Írisz spends the rest of the film in pursuit of her brother, falling into the shadowy world in which he operates. He does not long conceal himself — she finds him quickly, only to be rejected as swiftly as she was by Oszkár. Her hurt builds as tension mounts throughout the film, compelling her to fits of reckless action. Írisz is unapologetic, deferring only to her own wishes. It’s a forceful narrative, and she drives it with fiendish persistence. She pushes the plot with sheer willpower, against a world that constantly demands her silence.

Despite Írisz’s intensity in pursuing the truth, she often feels removed from the world around her. At Írisz’s core, she’s a familiar protagonist — fresh-faced but headstrong — but Jakab plays her with an aloof apathy toward others. While this creates an interesting duality in Írisz, it limits the film’s ability to establish external plot elements. The narration is relayed strictly from Írisz’s point of view, and with a protagonist who acts on impulse, the results are jarring scene cuts and plot movements, all which seem to lack continuity from the last scene. We don’t have much of a sense of a Budapest outside of her immediate attention. This problem is especially arduous in the beginning of the film, which seeks to establish too much character history in too short a duration. We get to know Írisz well, but as long as she holds her setting at a distance, we too are forced to.
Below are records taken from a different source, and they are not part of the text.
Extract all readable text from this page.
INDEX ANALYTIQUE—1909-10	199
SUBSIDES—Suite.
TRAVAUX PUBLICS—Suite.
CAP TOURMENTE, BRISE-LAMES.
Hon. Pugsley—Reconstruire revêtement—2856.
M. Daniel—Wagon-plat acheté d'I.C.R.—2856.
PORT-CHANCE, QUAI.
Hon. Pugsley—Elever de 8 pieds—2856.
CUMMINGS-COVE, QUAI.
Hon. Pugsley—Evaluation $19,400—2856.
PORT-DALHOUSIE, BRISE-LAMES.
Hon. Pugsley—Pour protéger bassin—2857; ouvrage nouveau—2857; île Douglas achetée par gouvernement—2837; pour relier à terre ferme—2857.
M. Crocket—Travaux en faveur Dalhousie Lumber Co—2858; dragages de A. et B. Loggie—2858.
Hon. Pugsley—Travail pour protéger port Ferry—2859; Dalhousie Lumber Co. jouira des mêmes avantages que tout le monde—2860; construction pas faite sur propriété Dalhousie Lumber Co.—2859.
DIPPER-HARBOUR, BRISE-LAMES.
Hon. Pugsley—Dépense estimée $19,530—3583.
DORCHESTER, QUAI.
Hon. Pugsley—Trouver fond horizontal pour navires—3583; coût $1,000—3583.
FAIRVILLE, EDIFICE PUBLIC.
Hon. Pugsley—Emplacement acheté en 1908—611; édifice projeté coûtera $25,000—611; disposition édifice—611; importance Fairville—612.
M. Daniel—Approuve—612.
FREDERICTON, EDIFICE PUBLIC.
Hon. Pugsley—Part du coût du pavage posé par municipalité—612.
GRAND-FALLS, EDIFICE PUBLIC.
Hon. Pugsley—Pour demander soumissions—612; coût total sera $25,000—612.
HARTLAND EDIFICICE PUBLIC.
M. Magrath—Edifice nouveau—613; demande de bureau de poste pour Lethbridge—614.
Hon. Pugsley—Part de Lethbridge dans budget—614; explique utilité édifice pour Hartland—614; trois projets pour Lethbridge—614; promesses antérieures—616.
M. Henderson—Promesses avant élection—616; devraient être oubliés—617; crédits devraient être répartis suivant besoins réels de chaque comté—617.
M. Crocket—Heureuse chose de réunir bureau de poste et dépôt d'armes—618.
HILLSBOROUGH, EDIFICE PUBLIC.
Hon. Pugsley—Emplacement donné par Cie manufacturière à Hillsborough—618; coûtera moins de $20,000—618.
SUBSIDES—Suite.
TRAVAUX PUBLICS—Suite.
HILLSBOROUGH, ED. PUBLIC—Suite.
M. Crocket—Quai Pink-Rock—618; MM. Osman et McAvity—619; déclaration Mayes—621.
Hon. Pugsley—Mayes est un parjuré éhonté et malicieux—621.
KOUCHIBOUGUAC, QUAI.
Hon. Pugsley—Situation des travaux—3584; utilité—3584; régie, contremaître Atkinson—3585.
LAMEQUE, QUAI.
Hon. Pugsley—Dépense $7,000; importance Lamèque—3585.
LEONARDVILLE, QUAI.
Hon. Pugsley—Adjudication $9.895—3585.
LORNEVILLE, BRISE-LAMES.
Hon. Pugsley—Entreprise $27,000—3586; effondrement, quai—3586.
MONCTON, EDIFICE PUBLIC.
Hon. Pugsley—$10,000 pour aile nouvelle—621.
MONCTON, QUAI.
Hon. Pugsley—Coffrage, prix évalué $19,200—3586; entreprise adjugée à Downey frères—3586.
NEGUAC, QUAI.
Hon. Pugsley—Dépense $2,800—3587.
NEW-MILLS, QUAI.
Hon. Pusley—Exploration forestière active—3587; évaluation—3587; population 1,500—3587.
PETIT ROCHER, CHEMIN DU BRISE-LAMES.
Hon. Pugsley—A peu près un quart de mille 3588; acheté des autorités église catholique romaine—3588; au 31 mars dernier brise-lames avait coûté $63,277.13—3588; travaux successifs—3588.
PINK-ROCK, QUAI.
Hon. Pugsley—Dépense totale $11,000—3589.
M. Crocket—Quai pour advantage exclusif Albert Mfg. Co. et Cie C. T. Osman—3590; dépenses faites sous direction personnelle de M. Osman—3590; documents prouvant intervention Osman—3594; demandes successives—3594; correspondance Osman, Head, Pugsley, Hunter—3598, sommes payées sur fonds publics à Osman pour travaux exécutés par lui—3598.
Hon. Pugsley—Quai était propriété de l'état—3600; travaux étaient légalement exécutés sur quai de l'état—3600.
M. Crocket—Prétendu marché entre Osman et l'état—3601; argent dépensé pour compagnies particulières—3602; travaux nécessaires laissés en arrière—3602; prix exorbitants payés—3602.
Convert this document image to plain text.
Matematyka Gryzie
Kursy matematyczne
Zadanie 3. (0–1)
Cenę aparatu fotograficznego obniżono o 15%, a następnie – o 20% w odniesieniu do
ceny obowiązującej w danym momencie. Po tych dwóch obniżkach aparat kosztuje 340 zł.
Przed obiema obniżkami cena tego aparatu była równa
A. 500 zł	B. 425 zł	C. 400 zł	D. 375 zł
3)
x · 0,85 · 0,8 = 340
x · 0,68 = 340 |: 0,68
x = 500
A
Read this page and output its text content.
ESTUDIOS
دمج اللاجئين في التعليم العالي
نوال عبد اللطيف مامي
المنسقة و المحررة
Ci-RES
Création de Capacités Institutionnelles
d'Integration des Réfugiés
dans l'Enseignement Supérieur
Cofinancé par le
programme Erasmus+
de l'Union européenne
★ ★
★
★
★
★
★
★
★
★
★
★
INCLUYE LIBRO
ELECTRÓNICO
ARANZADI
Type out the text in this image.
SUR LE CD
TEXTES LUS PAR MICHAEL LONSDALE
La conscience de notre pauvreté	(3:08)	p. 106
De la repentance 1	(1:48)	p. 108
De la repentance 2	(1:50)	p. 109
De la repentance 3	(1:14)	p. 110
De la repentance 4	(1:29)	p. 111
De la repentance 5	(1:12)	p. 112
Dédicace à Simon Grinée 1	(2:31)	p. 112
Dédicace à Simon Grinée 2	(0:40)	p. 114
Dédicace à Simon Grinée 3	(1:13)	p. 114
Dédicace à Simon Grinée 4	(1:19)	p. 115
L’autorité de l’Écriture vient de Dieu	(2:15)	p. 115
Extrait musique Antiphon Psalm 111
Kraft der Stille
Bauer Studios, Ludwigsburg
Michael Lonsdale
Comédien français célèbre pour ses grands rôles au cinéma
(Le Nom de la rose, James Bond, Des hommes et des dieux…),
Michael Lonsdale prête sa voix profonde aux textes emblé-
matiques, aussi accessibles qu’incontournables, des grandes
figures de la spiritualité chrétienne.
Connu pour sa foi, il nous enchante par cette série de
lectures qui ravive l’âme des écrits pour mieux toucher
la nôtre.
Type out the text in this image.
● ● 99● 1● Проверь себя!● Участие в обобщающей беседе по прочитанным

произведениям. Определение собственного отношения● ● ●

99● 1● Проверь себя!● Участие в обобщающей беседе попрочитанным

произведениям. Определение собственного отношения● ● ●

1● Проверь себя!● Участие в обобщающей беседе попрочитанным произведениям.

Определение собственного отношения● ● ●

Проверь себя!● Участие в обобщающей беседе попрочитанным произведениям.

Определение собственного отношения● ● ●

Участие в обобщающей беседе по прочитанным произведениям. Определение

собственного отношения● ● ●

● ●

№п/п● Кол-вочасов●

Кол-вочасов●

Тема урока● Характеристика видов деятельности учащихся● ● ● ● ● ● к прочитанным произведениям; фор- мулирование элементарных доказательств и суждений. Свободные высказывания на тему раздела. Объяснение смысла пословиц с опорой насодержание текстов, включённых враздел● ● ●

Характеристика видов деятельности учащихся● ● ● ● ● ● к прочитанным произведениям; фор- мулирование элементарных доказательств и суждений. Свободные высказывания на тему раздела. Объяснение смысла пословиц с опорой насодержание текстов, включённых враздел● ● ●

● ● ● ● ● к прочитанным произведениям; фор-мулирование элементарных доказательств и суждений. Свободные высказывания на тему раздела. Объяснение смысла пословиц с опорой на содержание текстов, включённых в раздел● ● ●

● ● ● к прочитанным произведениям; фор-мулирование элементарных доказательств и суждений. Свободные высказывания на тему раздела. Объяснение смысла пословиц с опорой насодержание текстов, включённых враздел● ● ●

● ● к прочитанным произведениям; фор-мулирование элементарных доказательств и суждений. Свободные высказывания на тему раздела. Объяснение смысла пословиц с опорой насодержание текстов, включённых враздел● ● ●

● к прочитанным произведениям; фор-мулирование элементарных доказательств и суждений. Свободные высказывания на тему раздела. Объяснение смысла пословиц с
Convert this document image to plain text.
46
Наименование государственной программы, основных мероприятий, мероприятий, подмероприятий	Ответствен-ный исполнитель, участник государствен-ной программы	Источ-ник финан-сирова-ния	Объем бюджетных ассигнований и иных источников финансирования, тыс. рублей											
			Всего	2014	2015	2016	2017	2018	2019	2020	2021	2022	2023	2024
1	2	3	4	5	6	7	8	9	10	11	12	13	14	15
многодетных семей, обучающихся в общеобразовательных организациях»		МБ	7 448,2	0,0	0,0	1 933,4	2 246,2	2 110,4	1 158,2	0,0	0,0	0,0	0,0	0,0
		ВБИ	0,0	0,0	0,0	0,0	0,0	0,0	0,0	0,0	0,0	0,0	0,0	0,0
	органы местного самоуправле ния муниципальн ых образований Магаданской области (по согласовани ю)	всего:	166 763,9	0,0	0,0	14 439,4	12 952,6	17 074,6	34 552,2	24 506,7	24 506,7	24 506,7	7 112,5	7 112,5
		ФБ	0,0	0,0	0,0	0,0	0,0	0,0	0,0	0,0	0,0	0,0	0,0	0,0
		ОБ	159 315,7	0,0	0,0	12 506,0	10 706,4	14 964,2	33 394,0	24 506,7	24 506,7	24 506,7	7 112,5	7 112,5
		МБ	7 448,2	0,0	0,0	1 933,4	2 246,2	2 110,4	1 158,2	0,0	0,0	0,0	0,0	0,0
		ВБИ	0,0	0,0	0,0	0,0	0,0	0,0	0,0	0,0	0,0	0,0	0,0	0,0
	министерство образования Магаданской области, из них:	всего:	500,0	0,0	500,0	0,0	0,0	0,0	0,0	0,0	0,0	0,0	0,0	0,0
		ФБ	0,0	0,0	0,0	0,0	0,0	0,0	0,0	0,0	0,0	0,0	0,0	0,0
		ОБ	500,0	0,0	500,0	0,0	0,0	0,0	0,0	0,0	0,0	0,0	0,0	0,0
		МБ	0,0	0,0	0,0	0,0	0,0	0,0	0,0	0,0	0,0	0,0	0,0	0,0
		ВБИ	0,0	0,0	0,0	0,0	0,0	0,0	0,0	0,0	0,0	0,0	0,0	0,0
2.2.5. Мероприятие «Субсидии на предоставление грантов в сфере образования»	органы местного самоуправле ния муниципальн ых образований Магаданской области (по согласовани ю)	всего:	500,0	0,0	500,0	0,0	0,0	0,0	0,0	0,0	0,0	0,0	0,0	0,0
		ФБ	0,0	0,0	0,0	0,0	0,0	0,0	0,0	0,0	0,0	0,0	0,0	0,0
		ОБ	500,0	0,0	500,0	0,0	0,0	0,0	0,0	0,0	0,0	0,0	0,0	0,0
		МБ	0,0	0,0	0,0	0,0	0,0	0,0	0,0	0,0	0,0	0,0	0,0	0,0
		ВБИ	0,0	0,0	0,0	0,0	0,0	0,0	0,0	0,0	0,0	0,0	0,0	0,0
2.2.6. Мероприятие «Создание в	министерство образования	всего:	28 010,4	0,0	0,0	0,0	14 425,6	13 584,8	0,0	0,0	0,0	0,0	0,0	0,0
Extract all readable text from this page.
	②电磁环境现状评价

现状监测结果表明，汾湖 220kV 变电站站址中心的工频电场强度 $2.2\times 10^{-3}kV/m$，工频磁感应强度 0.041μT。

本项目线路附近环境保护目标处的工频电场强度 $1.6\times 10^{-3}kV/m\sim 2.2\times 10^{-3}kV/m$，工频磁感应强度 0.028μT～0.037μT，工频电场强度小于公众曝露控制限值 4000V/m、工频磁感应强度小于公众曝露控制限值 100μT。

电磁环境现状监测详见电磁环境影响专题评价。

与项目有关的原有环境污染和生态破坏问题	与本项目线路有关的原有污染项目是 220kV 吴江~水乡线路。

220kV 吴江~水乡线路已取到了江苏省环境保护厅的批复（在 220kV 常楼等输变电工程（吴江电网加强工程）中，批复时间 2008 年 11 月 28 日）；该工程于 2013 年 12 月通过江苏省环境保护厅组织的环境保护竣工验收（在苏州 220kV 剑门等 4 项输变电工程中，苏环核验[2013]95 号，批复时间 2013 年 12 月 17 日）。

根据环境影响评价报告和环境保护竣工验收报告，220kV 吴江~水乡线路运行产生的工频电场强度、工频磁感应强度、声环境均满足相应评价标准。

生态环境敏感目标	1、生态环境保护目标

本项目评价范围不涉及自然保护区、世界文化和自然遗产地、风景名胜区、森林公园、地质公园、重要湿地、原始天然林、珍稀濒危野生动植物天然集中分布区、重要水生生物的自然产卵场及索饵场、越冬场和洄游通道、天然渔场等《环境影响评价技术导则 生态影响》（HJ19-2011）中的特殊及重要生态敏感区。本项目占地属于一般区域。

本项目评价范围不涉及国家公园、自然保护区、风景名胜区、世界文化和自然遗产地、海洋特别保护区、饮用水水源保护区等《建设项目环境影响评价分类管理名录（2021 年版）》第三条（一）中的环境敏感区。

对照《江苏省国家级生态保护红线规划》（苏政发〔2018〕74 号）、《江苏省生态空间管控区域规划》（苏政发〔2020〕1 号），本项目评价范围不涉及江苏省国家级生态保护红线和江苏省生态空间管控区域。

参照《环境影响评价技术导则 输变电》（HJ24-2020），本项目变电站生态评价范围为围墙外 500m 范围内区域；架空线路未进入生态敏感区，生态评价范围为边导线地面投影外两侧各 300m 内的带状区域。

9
Other times, the film is overly indulgent in conveying feeling. “Sunset” is filled with long, droning camera shots, which can carry on for too long. Though the last scene uses this prolonged focus effectively, the technique often diminishes the power of individual scene. We watch characters leave conversations with Írisz, and rather than shift our attention to a new subject, the camera lingers on their slowly disappearing forms. Though this technique is strong in conveying a sense of abandonment, it loses power in its frequency.

Though the film struggles to balance clarity and narrative style, it is ultimately a visual treasure. Nemes’ vision is beautiful. The delicacy of the hats throughout the film does not go unnoticed, with careful attention paid to the folds in the fabric, and ruffles of feathers. The streets of Budapest are captured strikingly in bright day and furtive night. Nemes exhibits his mastery over color throughout, as the film shifts from soft pastels to intense colors and silhouettes. The camera is often obstructed, be it by curtain folds or Írisz’s figure, creating a sense of tension and working to realize the mystery that hums at the heart of the story.

The visuals are backed by a simple but nonetheless effective score. Drawn-out strings and heavy drums dominate the soundtrack, building a tense, yet steady, rhythm. The film offers a few moments of release, with cheerful orchestral music that the characters themselves often play.

Nemes does not obscure the loss that Írisz endures as she is forced into a violent underworld. Though the story can be difficult to follow, it is worth a watch. Nemes crafts Írisz’s story as carefully as she does her hats, and with just as much artistry.